A Critical Media Moment? CNN on Race

We have to be grateful that CNN is drawing attention to issues of race in Silicon Valley. Or do we? The cable network’s documentary “The New Promised Land: Silicon Valley” airs tomorrow, and if it hones in on structural and institutional racism in American computing and electronics industries, great.  The world of high tech R&D is too easily cast as above or outside of social factors; I spend my days teaching engineering undergrads how to question that presumption.  Specifically, with some powerful reporting by CNN we may see how familiar meritocratic claims about “genius” as the source of American high-tech innovation  (lately fueled by retrospectives of Steve Jobs’ career) have long helped support race-based exclusion in U.S. technology spheres.  I blogged about this the other week.

But I’m a little worried. Advance screenings and media commentary on the film have generated a great deal of conversation, among bloggers and mainstream media alike.  Yesterday the New York Times reflected on the buzz itself, in “CNN Documentary Sets Off Debate on Race and Technology” by Brian Stelter and Jenna Wortham.  And much of that buzz has been about the ways in which individuals depicted in the film, such as Michael Arrington, do or don’t recognize structural inequities; that is, about the talking heads themselves. Their views provide interesting evidence but we need to go from thinking about those individuals  to a broader view.  Hank Williams lays out some of these larger issues for CNN as the network builds hype for the documentary; for example, pervasive economic impediments to the scale-up of minority-led projects. If CNN proves willing to keep that conversation going, bucking a mainstream media tradition of downplaying the race, class and gender inequities still going strong in 21st Century America, then we may have something to thank them for.

Trade Secrets

Last week, the San Jose Mercury News offered two articles by Mike Swift that are must-reads for anyone concerned with diversity in technical occupations. The title of the first, “Blacks, Latinos and women lose ground at Silicon Valley tech companies,” makes the importance of that piece clear. The newspaper analyzed combined work forces of ten regional companies, including Intel, Hewlett-Packard and eBay, and found that already small numbers of black and Hispanic workers in those firms declined from 1999 to 2005. Swift analyzes this data, provided through the U.S. Department of Labor, in a rare and commendable inquiry into the social dimensions of high-tech industries–usually so venerated as a source of the nation’s economic health and international competitiveness that we dare not “quibble” about their involvement with diversity. 

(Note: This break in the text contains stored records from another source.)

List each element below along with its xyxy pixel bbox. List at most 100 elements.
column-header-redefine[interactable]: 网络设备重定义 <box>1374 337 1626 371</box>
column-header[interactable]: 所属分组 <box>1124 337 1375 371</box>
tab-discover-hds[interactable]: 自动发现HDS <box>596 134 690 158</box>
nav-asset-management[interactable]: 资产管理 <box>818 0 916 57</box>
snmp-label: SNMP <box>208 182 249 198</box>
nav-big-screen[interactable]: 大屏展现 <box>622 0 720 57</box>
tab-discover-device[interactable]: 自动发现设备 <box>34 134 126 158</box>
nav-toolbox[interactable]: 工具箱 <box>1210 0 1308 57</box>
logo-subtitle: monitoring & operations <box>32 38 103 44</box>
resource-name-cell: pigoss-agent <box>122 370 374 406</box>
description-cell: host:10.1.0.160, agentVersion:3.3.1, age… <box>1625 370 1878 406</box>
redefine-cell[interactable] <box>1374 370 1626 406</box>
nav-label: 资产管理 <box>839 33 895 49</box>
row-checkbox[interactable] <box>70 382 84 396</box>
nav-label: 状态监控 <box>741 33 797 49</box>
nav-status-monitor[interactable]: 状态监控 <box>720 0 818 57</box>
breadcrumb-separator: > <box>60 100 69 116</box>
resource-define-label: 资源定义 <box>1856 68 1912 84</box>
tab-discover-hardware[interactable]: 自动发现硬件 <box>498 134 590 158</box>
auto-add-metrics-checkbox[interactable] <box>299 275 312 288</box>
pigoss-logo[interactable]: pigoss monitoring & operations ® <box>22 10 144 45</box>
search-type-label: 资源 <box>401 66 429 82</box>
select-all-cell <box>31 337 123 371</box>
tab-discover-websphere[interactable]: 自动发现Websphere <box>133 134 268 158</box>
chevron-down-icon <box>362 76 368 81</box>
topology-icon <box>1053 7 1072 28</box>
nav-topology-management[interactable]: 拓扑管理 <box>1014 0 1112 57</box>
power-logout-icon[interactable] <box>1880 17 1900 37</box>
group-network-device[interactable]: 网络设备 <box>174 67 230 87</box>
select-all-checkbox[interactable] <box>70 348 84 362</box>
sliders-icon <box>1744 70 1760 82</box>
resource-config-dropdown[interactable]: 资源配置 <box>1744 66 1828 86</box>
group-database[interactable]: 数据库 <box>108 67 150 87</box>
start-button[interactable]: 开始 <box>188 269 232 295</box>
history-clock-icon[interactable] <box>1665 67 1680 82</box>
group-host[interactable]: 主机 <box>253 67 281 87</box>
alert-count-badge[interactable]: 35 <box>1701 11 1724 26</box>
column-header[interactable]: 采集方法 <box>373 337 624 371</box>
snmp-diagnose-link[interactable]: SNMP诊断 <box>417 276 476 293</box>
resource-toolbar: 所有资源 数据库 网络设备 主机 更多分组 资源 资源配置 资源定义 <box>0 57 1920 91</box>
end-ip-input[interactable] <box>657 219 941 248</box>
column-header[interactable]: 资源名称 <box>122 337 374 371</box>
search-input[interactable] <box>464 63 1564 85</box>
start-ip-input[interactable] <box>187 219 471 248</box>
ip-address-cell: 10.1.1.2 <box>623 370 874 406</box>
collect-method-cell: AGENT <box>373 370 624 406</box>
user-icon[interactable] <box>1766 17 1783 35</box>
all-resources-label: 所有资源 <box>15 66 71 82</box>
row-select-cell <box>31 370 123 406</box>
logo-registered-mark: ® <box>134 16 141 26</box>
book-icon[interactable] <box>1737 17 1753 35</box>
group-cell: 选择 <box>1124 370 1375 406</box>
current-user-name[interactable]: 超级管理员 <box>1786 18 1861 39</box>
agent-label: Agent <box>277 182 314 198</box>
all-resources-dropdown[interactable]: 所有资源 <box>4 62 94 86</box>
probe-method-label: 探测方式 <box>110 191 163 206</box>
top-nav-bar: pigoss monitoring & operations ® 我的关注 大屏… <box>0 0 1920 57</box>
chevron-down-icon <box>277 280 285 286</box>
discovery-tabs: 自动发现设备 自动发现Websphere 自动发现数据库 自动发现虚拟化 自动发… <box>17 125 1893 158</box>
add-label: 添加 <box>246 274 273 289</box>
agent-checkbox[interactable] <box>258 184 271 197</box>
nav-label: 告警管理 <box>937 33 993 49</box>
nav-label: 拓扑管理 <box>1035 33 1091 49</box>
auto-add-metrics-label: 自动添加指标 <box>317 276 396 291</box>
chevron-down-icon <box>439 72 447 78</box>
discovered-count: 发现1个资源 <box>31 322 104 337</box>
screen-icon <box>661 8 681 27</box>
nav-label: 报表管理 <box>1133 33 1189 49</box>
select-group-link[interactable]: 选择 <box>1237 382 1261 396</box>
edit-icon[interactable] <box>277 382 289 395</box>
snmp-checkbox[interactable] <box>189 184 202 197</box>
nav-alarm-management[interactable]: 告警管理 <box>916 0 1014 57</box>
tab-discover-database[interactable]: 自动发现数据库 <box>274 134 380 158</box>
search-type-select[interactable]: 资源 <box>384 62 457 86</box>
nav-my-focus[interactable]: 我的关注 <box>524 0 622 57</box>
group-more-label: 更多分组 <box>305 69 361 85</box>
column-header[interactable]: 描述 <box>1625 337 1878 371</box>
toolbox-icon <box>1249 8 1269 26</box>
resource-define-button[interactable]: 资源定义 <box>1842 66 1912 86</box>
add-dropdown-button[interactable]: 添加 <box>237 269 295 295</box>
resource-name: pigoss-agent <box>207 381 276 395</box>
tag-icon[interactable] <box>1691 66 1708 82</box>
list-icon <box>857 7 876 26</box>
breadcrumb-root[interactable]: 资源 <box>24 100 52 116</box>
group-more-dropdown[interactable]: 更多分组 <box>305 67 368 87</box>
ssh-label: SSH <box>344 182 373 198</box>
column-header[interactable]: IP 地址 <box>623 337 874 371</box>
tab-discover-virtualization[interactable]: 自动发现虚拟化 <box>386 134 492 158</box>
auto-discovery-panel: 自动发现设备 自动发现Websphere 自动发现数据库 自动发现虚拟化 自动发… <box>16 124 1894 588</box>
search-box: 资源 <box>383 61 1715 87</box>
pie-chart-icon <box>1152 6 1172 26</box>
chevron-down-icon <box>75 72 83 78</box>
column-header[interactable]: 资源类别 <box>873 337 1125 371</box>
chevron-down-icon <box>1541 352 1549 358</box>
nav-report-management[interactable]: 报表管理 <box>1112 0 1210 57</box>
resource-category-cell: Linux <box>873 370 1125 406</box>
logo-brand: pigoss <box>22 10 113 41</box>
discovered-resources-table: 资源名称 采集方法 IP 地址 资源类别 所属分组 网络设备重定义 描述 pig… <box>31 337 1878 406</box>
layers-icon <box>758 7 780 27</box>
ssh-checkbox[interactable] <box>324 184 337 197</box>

But it is the second article, posted the next day, that I want to hone in on.

That piece, “Five Silicon Valley companies fought release of employment data, and won,”  tells us something new and worrisome about why minority involvement in high tech enterprise may have dropped. Swift recounts how five other firms, including Apple, Google, and Yahoo, declined to have the Labor Department provide the Mercury News with information about their workforces’ race and gender representation. The newspaper’s 18-month pursuit of the data through the Freedom of Information Act resulted in federal regulators confirming the companies’ claim that such revelations would cause them “commercial harm.” Let’s think about the implications of both the claim and official support for it.

Maybe these companies, which together employ tens of thousands of people,  are trying to hide poor performance in this area, a failure to engage or retain a diverse workforce.  Maybe not; We don’t know. But we do know that their argument against releasing the data itself bodes ill. For one thing, the idea that public disclosure of the number of female managers or Hispanic engineers working in a company could provide competitors with  information about a firm’s operations or productivity is positively creepy. Is the presumption that employees’ genders or ethnicities enhance their performances, or diminish their contributions? Or does that depend on the gender or ethnicity in question?  Either way, highly problematic…After all, how can information about workers’ race, ethnic heritage, gender, age, or sexuality be linked to productivity or business strategy in any way that is not discriminatory? It is hard to see how those characteristics could have anything to do with employees’  work or the conduct of business, high-tech or otherwise.

Second, what exactly is the Labor Department, which accepted the arguments of lawyers from the five firms against releasing their workforce data, up to? They seem to be placing corporate privacy above the goal of diversity.  Haven’t we long accepted that  proportionate representation of women and minorities across the labor pool is a collective national good that transcends the profit schemes and business priorities of free enterprise? Apparently not.

Swift is clear that the five companies are not easily critiqued: He reports that Google recently donated millions to groups like the National Society of Black Engineers. But the secrecy here and the rationale offered for it are deeply disturbing. If this is what inclusive management ideologies look like in 21st century high-tech enterprise,  we need to worry. And keep Mike Swift on the case.